Exercise may improve lung function and quality of life [1]. It is associated with a lower risk of cancer [2,3,4] and cancer-specific, as well as all-cause mortality [5,6]. A well designed and ideal exercise regimen could serve as a low-cost supplementary therapy that could relieve symptoms and improve outcomes in chronic lung disease and cancer, particularly lung cancer [3,4,7,8]. However, in polluted areas, increased ventilation during exercise could ease the deposition of air pollutants in the lungs [9,10,11], resulting in an increased risk of airway inflammation and reduced lung function [12,13]. For instance, the risks associated with short-term exposure to traffic pollution outweighed the cardiopulmonary benefits associated with exercise in individuals with ischemic heart disease and chronic obstructive pulmonary disease (COPD) [14].

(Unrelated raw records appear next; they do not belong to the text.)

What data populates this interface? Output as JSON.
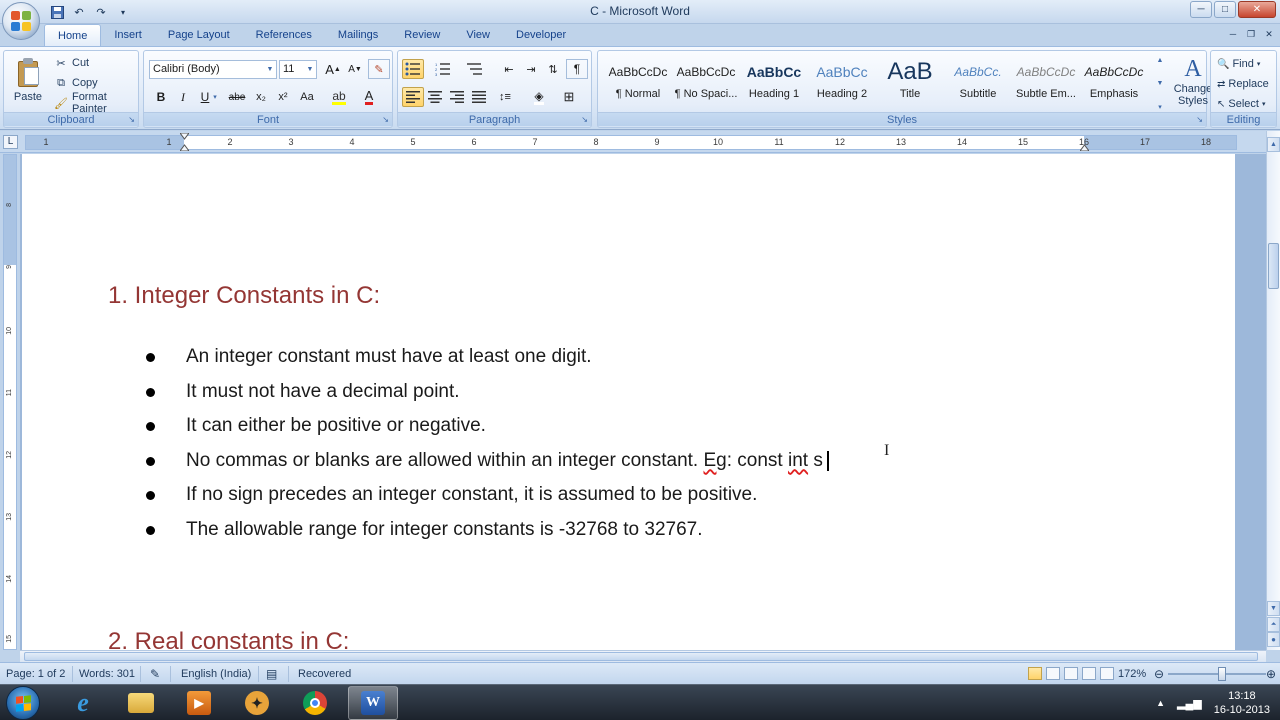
{
  "window": {
    "title": "C - Microsoft Word",
    "minimize": "─",
    "maximize": "□",
    "close": "✕"
  },
  "qat": {
    "save_icon": "save-icon",
    "undo_icon": "undo-icon",
    "redo_icon": "redo-icon"
  },
  "tabs": [
    "Home",
    "Insert",
    "Page Layout",
    "References",
    "Mailings",
    "Review",
    "View",
    "Developer"
  ],
  "ribbon": {
    "clipboard": {
      "label": "Clipboard",
      "paste": "Paste",
      "cut": "Cut",
      "copy": "Copy",
      "format_painter": "Format Painter"
    },
    "font": {
      "label": "Font",
      "font_name": "Calibri (Body)",
      "font_size": "11",
      "bold": "B",
      "italic": "I",
      "underline": "U",
      "strikethrough": "abe",
      "subscript": "x₂",
      "superscript": "x²",
      "change_case": "Aa",
      "grow": "A",
      "shrink": "A"
    },
    "paragraph": {
      "label": "Paragraph"
    },
    "styles": {
      "label": "Styles",
      "items": [
        {
          "preview": "AaBbCcDc",
          "name": "¶ Normal"
        },
        {
          "preview": "AaBbCcDc",
          "name": "¶ No Spaci..."
        },
        {
          "preview": "AaBbCc",
          "name": "Heading 1"
        },
        {
          "preview": "AaBbCc",
          "name": "Heading 2"
        },
        {
          "preview": "AaB",
          "name": "Title"
        },
        {
          "preview": "AaBbCc.",
          "name": "Subtitle"
        },
        {
          "preview": "AaBbCcDc",
          "name": "Subtle Em..."
        },
        {
          "preview": "AaBbCcDc",
          "name": "Emphasis"
        }
      ],
      "change_styles_line1": "Change",
      "change_styles_line2": "Styles"
    },
    "editing": {
      "label": "Editing",
      "find": "Find",
      "replace": "Replace",
      "select": "Select"
    }
  },
  "ruler": {
    "corner": "L",
    "ticks": [
      "1",
      "1",
      "2",
      "3",
      "4",
      "5",
      "6",
      "7",
      "8",
      "9",
      "10",
      "11",
      "12",
      "13",
      "14",
      "15",
      "16",
      "17",
      "18"
    ]
  },
  "document": {
    "heading1": "1. Integer Constants in C:",
    "bullets": [
      "An integer constant must have at least one digit.",
      "It must not have a decimal point.",
      "It can either be positive or negative.",
      "If no sign precedes an integer constant, it is assumed to be positive.",
      "The allowable range for integer constants is -32768 to 32767."
    ],
    "bullet4_prefix": "No commas or blanks are allowed within an integer constant. ",
    "bullet4_eg": "Eg",
    "bullet4_mid": ": const ",
    "bullet4_int": "int",
    "bullet4_end": " s",
    "heading2": "2. Real constants in C:"
  },
  "status": {
    "page": "Page: 1 of 2",
    "words": "Words: 301",
    "language": "English (India)",
    "recovered": "Recovered",
    "zoom": "172%"
  },
  "taskbar": {
    "time": "13:18",
    "date": "16-10-2013"
  },
  "colors": {
    "heading": "#943634",
    "ribbon_accent": "#3e6aaa"
  }
}
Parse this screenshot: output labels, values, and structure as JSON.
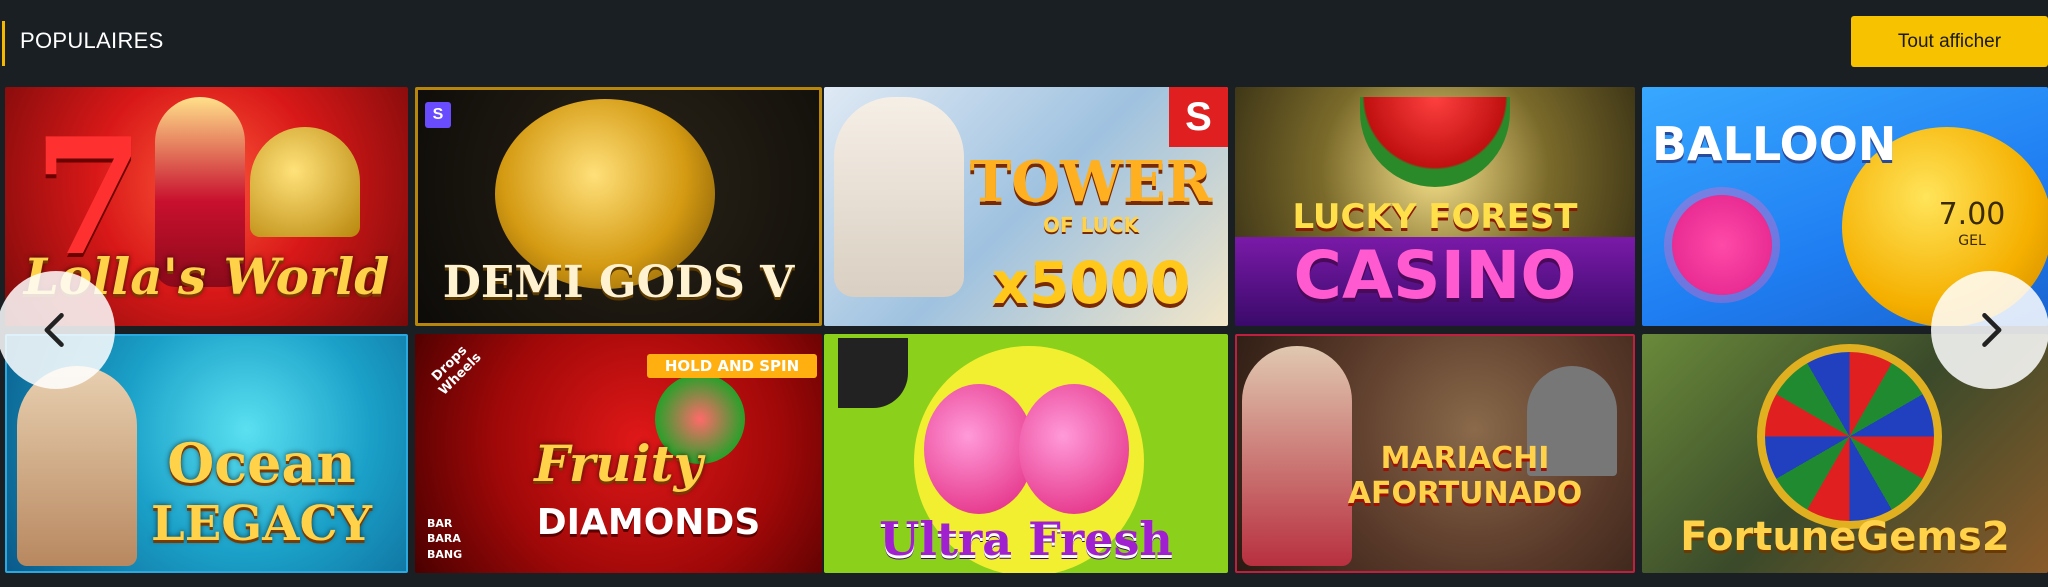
{
  "header": {
    "title": "POPULAIRES",
    "show_all_label": "Tout afficher"
  },
  "colors": {
    "background": "#1a1f24",
    "accent": "#f7c300"
  },
  "games": [
    {
      "title": "Lolla's World"
    },
    {
      "title": "DEMI GODS V"
    },
    {
      "title": "TOWER",
      "subtitle": "OF LUCK",
      "extra": "x5000"
    },
    {
      "title": "LUCKY FOREST",
      "subtitle": "CASINO"
    },
    {
      "title": "BALLOON",
      "extra": "7.00",
      "extra2": "GEL"
    },
    {
      "title": "Ocean",
      "subtitle": "LEGACY"
    },
    {
      "title": "Fruity",
      "subtitle": "DIAMONDS",
      "badge": "HOLD AND SPIN",
      "corner": "Drops Wheels",
      "studio": "BAR BARA BANG"
    },
    {
      "title": "Ultra Fresh"
    },
    {
      "title": "MARIACHI",
      "subtitle": "AFORTUNADO"
    },
    {
      "title": "FortuneGems2"
    }
  ],
  "nav": {
    "prev_icon": "chevron-left-icon",
    "next_icon": "chevron-right-icon"
  }
}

Air pollutants, particularly particulate matter (PM), are classified as group 1 carcinogens [15] and are a great threat to global environmental health [16,17]. Some adverse effects of exposure to PM are inflammation, cytotoxicity due to oxidative stress, genotoxicity, and subsequent DNA damage and carcinogenicity [18,19]. Fine PM, that is, PM whose diameter is less than 2.5 μm (PM2.5) is one of the well-established risk factors for lung cancer [20,21,22,23,24,25]. It accounted for 7.6% of global deaths in 2015 and was the fifth leading cause of death [26].
Epigenetic changes could explain the mechanism behind the health impacts of air pollution and have been proposed as tools that could determine the systemic effects of air pollution [27,28]. For instance, toxic components of PM2.5 like arsenic, polycyclic aromatic hydrocarbon (PAH), chromium, cadmium, lead, and mercury cause DNA methylation, the most studied and well-understood epigenetic process [29,30,31,32,33]. The modulation of promoter DNA methylation by PM2.5 is an essential mechanism that alters the expression of genes [19]. DNA methylation changes, alongside inflammation, apoptosis, autophagy, oxidative stress, among others, are some of the main mechanisms underlying the role of PM2.5 in lung cancer development [34].

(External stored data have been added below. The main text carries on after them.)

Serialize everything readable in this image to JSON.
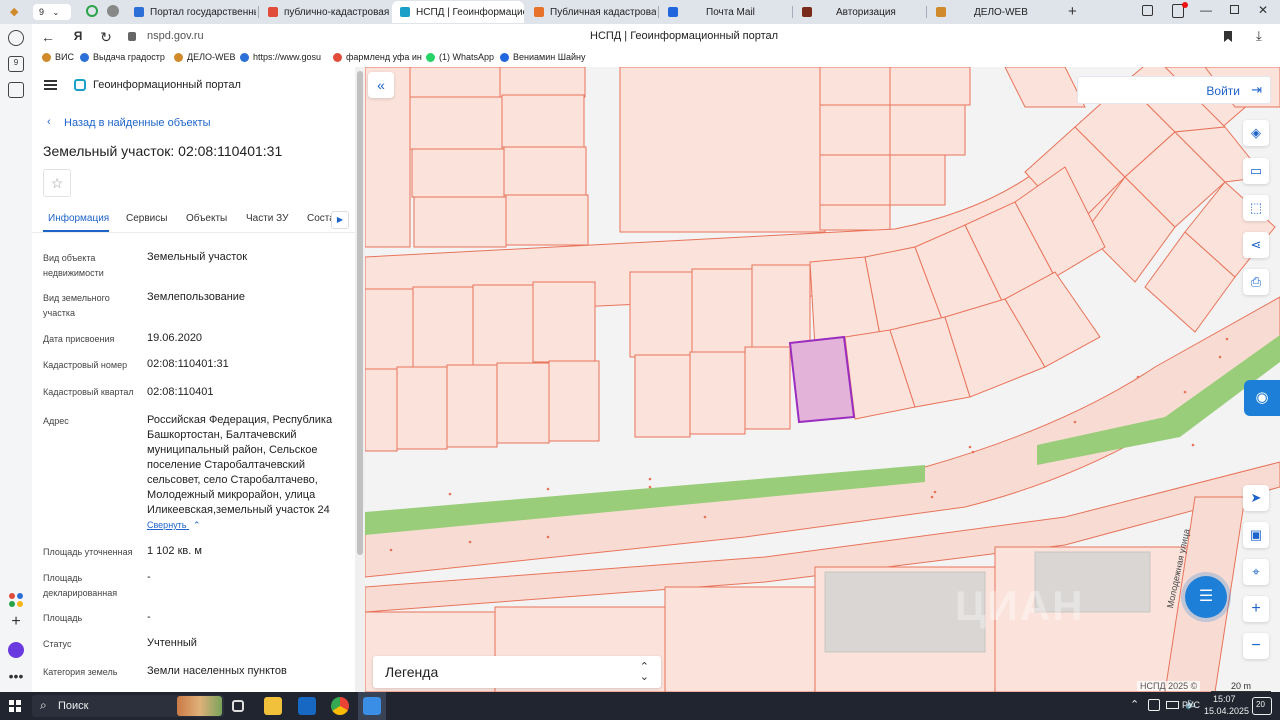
{
  "browser": {
    "tab_count": "9",
    "tabs": [
      {
        "label": "Портал государственных",
        "color": "#2c6fd6"
      },
      {
        "label": "публично-кадастровая ка",
        "color": "#e04b3a"
      },
      {
        "label": "НСПД | Геоинформацио",
        "color": "#1aa0c8"
      },
      {
        "label": "Публичная кадастровая к",
        "color": "#e8722a"
      },
      {
        "label": "Почта Mail",
        "color": "#2266dd"
      },
      {
        "label": "Авторизация",
        "color": "#7a2a1a"
      },
      {
        "label": "ДЕЛО-WEB",
        "color": "#d08a2a"
      }
    ],
    "url": "nspd.gov.ru",
    "page_title": "НСПД | Геоинформационный портал",
    "bookmarks": [
      {
        "label": "ВИС",
        "color": "#d08a2a"
      },
      {
        "label": "Выдача градостр",
        "color": "#2c6fd6"
      },
      {
        "label": "ДЕЛО-WEB",
        "color": "#d08a2a"
      },
      {
        "label": "https://www.gosu",
        "color": "#2c6fd6"
      },
      {
        "label": "фармленд уфа ин",
        "color": "#e04b3a"
      },
      {
        "label": "(1) WhatsApp",
        "color": "#25d366"
      },
      {
        "label": "Вениамин Шайну",
        "color": "#2266dd"
      }
    ]
  },
  "panel": {
    "portal_name": "Геоинформационный портал",
    "back_link": "Назад в найденные объекты",
    "title": "Земельный участок: 02:08:110401:31",
    "tabs": [
      "Информация",
      "Сервисы",
      "Объекты",
      "Части ЗУ",
      "Соста"
    ],
    "fields": [
      {
        "label": "Вид объекта недвижимости",
        "value": "Земельный участок"
      },
      {
        "label": "Вид земельного участка",
        "value": "Землепользование"
      },
      {
        "label": "Дата присвоения",
        "value": "19.06.2020"
      },
      {
        "label": "Кадастровый номер",
        "value": "02:08:110401:31"
      },
      {
        "label": "Кадастровый квартал",
        "value": "02:08:110401"
      },
      {
        "label": "Адрес",
        "value": "Российская Федерация, Республика Башкортостан, Балтачевский муниципальный район, Сельское поселение Старобалтачевский сельсовет, село Старобалтачево, Молодежный микрорайон, улица Иликеевская,земельный участок 24"
      },
      {
        "label": "Площадь уточненная",
        "value": "1 102 кв. м"
      },
      {
        "label": "Площадь декларированная",
        "value": "-"
      },
      {
        "label": "Площадь",
        "value": "-"
      },
      {
        "label": "Статус",
        "value": "Учтенный"
      },
      {
        "label": "Категория земель",
        "value": "Земли населенных пунктов"
      }
    ],
    "collapse_link": "Свернуть"
  },
  "map": {
    "login": "Войти",
    "legend": "Легенда",
    "attribution": "НСПД 2025",
    "scale": "20 m",
    "street_label": "Молодежная улица"
  },
  "taskbar": {
    "search_label": "Поиск",
    "lang": "РУС",
    "time": "15:07",
    "date": "15.04.2025",
    "notification_count": "20"
  }
}
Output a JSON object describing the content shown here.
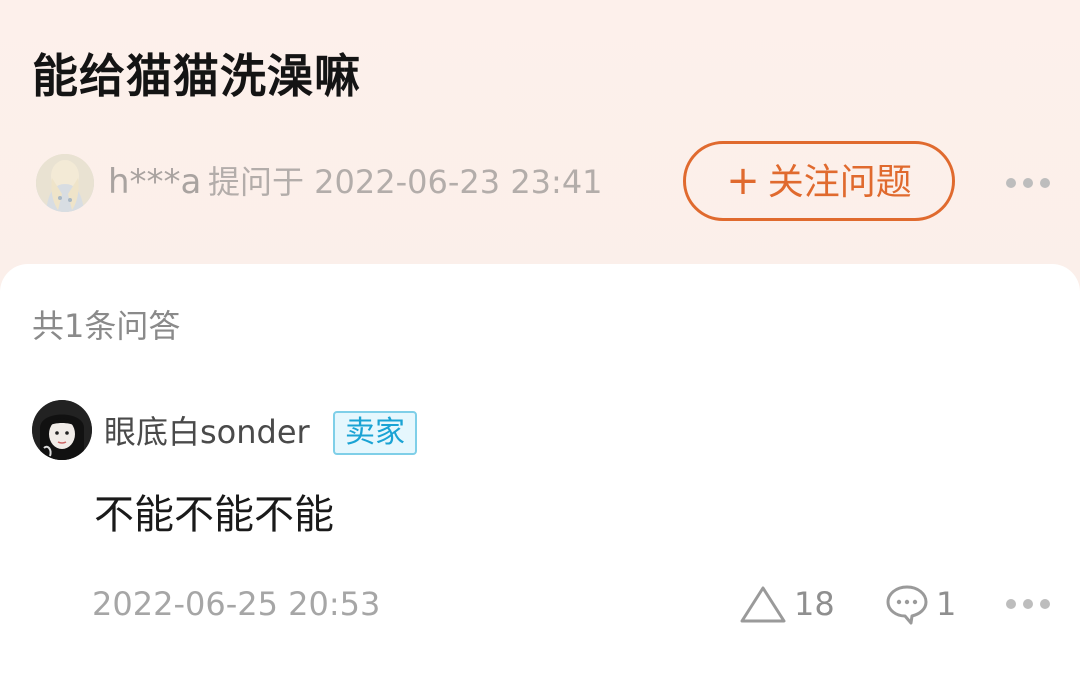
{
  "question": {
    "title": "能给猫猫洗澡嘛",
    "asker_name": "h***a",
    "asked_meta": "提问于 2022-06-23 23:41",
    "follow_label": "关注问题",
    "follow_icon": "plus-icon",
    "more_icon": "more-dots-icon"
  },
  "answers_section": {
    "count_label": "共1条问答"
  },
  "answer": {
    "answerer_name": "眼底白sonder",
    "badge": "卖家",
    "content": "不能不能不能",
    "time": "2022-06-25 20:53",
    "like_count": "18",
    "comment_count": "1",
    "like_icon": "triangle-like-icon",
    "comment_icon": "comment-bubble-icon",
    "more_icon": "more-dots-icon"
  },
  "colors": {
    "header_bg": "#fdf0eb",
    "accent": "#e06a2e",
    "badge_text": "#1aa3d4",
    "badge_border": "#7fcfe8",
    "badge_bg": "#e6f7fd",
    "muted_text": "#a6a6a6"
  }
}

The SOX2 gene is an embryonic stem cell transcription factor located on chromosome 3 [35,36]. SOX2 plays a crucial role in induced cellular reprogramming and regulates pluripotency or self-renewal in embryonic stem cells [35,36,37,38,39]. It is associated with cancer-promoting processes like proliferation, evasion of apoptosis, cell invasion, and metastasis [35,40]. It is considered to be a molecular marker for the diagnosis of cancer especially lung squamous cell carcinoma [41,42].

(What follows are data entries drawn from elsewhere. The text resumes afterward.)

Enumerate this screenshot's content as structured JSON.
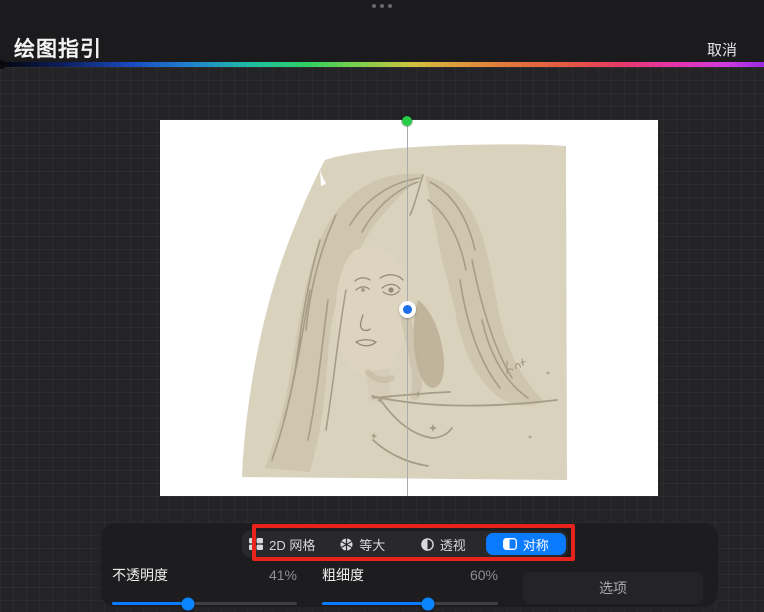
{
  "window": {
    "drag_handle": "three-dots"
  },
  "header": {
    "title": "绘图指引",
    "cancel_label": "取消"
  },
  "color_bar": {
    "description": "hue spectrum strip",
    "left_knob_color": "#0a0a0c"
  },
  "canvas": {
    "artwork_description": "pencil sketch portrait of a woman with long wavy hair on a beige wash",
    "guide": {
      "type": "symmetry",
      "axis": "vertical",
      "top_handle_color": "#27cc47",
      "center_handle_color": "#1c6fe8",
      "line_color": "#ababab"
    }
  },
  "guide_tabs": {
    "items": [
      {
        "label": "2D 网格",
        "icon": "grid-2d-icon",
        "selected": false
      },
      {
        "label": "等大",
        "icon": "isometric-icon",
        "selected": false
      },
      {
        "label": "透视",
        "icon": "perspective-icon",
        "selected": false
      },
      {
        "label": "对称",
        "icon": "symmetry-icon",
        "selected": true
      }
    ],
    "selected_color": "#0A7AFF"
  },
  "annotation": {
    "shape": "rectangle",
    "color": "#E8231D",
    "purpose": "highlights the guide type tab bar"
  },
  "panel": {
    "sliders": [
      {
        "label": "不透明度",
        "value": "41%",
        "percent": 41
      },
      {
        "label": "粗细度",
        "value": "60%",
        "percent": 60
      }
    ],
    "options_label": "选项",
    "accent_color": "#0A7AFF"
  }
}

Endurance exercise helps in the expansion of developmentally early stem cells including SOX2 [43]. However, to our knowledge, studies on SOX2 methylation and exercise are limited. Even though both air pollution [29,30,31,32,33] and exercise [44,45] are associated with DNA methylation, the relationship of exercise and PM2.5 with SOX2-promoter methylation has not been extensively explored. To date, only our previous study assessed the association between PM2.5 and SOX2 methylation in Taiwanese adults [46]. Moreover, the relationship between exercise and exposure to air pollution is still controversial. While some studies have reported that the benefits of exercising outweigh the risks associated with air pollution during exercise [47,48], others have reported the opposite [12,13,14]. In addition, the mechanism behind the relationship between exercise and PM2.5 exposure and their associated epigenetic outcomes are yet to be elucidated. Given the crucial role of PM2.5 and exercise in DNA methylation and cancer, we conducted this study to assess the association of exercise and PM2.5 with SOX2-promoter methylation in Taiwanese adults aged 30–70 years.

2. Results

There were 948 participants, including 488 men and 460 women. Among these participants, 414 (43.67%) did regular exercise while 534 (56.32%) did not do regular exercise. The mean (± SE) SOX2-promoter methylation level in those who did regular exercise was 0.1635 ± 0.000657. This mean methylation level was significantly different (p < 0.0001) from that (0.1596 ± 0.00055600) in those who did not do regular exercise (Table 1). The mean annual concentrations of PM2.5 were 26.557, 30.055, 36.907, and 40.683 μg/m3 in the northern, north-central, central, and southern areas, respectively (Table 1).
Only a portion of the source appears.